Après la chute de Beria, les diadoques de Staline optent pour une déstalinisation contrôlée. Comme le dira Mikoïan au plénum de juin 1957 : « Nous avons mis du temps pour juger correctement Staline. Durant les deux années qui ont suivi sa mort, nous ne l’avons pas critiqué. D’abord, nous n’étions pas psychologiquement prêts à cette critique. Puis nous devions défendre Staline devant les Yougoslaves, nous ne voulions pas juger Staline sous l’influence des Yougoslaves. Nous sommes prêts à corriger nos erreurs, mais ce n’est pas aux Yougoslaves de nous apprendre ce que nous devons penser de Staline. »2 Khrouchtchev décide finalement d’aborder la question de Staline au XXe Congrès (février 1956) parce qu’il veut prendre les devants, canaliser la déstalinisation spontanée d’en bas qui inquiète le pouvoir (les insurrections dans les Goulags secouent le pays). Les dirigeants soviétiques envisageaient d’abord une large discussion des crimes de Staline au sein du Parti, en invitant de vieux bolcheviks victimes des répressions. En janvier 1956, ils estiment plus prudent de faire ces révélations en cercle étroit. La solution retenue est d’opposer un bon Staline avant 1935 et un mauvais Staline après cette date, lorsqu’il s’en prend aux notables du régime. Comme le dit Khrouchtchev, « il n’y avait souvent pas de raisons sérieuses pour la liquidation physique » de nombreuses personnes, qui étaient « d’honnêtes communistes » (Khrouchtchev considère comme allant de soi qu’on liquide les ennemis du peuple lambda). Mais dès le 5 avril 1956, la Pravda part en guerre contre « les esprits malsains » qui poussent trop loin la critique. Le parti organise la résistance à la déstalinisation. La propagande appelle à régénérer le communisme en revenant aux sources : « Toute la tragédie du parti est de ne pas avoir écouté Lénine. » en 1956, c’est suivant une logique stalinienne que l’on explique le stalinisme : les crimes de la « période du culte de la personnalité » sont dus aux erreurs des uns, à l’incompétence des autres, et aux trahisons et aux sabotages des « ennemis ». Toute la faute retombe sur Staline, mauvais chef de guerre et massacreur de bons communistes.

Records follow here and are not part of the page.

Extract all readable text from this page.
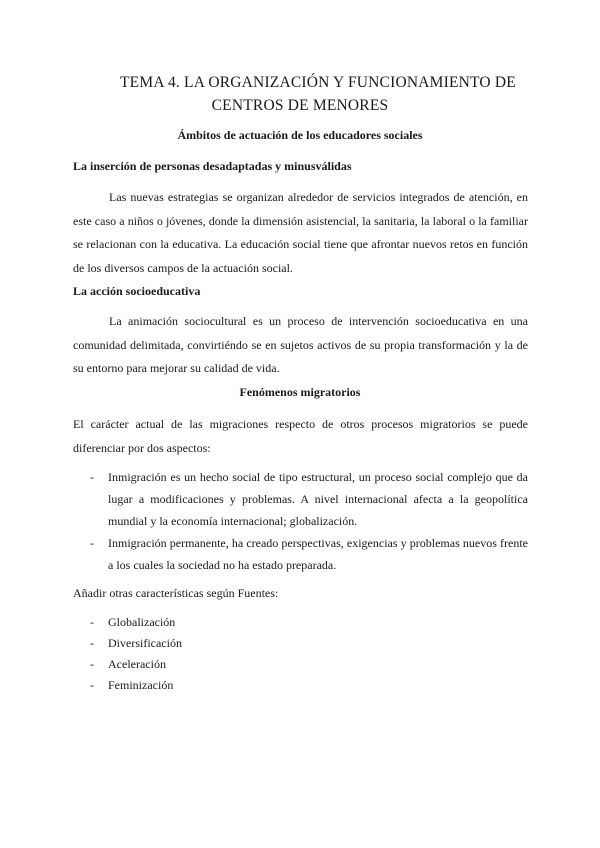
TEMA 4. LA ORGANIZACIÓN Y FUNCIONAMIENTO DE
CENTROS DE MENORES
Ámbitos de actuación de los educadores sociales
La inserción de personas desadaptadas y minusválidas

Las nuevas estrategias se organizan alrededor de servicios integrados de atención, en este caso a niños o jóvenes, donde la dimensión asistencial, la sanitaria, la laboral o la familiar se relacionan con la educativa. La educación social tiene que afrontar nuevos retos en función de los diversos campos de la actuación social.

La acción socioeducativa

La animación sociocultural es un proceso de intervención socioeducativa en una comunidad delimitada, convirtiéndo se en sujetos activos de su propia transformación y la de su entorno para mejorar su calidad de vida.

Fenómenos migratorios

El carácter actual de las migraciones respecto de otros procesos migratorios se puede diferenciar por dos aspectos:

- Inmigración es un hecho social de tipo estructural, un proceso social complejo que da lugar a modificaciones y problemas. A nivel internacional afecta a la geopolítica mundial y la economía internacional; globalización.
- Inmigración permanente, ha creado perspectivas, exigencias y problemas nuevos frente a los cuales la sociedad no ha estado preparada.

Añadir otras características según Fuentes:

- Globalización
- Diversificación
- Aceleración
- Feminización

Dans le lancement de la déstalinisation, il ne faut pas oublier les objectifs de politique étrangère. Le but des Soviétiques est — déjà — d’utiliser la détente naissante pour torpiller l’intégration européenne et la coopération transatlantique. Lors de la conférence de Berlin en février 1954, Molotov propose un pacte de sécurité européen. Les Occidentaux ne sont pas dupes. Voici comment Foster Dulles, le secrétaire d’État américain, interprète cette démarche : ce pacte « a été présenté par Molotov comme une doctrine Monroe pour l’Europe qui exclurait l’influence des États-Unis ». Le pacte devait servir aux Soviétiques à « établir leur propre domination en Europe ». Le Conseil de Sécurité américain constate que « l’objectif essentiel de Molotov était de faire capoter le projet de CED (Communauté européenne de défense). Dans son esprit, c’était le but de la réunion de Berlin et le principal moyen d’y parvenir était de créer la désunion entre les puissances occidentales. » Et de fait Moscou ne va pas tarder à pouvoir cueillir les fruits de la détente. Le projet de Communauté européenne de défense (CED), bête noire du Kremlin, fut rejeté par l’Assemblée nationale française en août 1954 sous l’influence de la propagande gaullo-communiste présentant ce projet comme une grave atteinte à la « souveraineté » de la France. Mieux encore, en décembre 1954, les Américains abandonnent la politique de « rollback », de libération de l’Europe de l’Est du joug soviétique.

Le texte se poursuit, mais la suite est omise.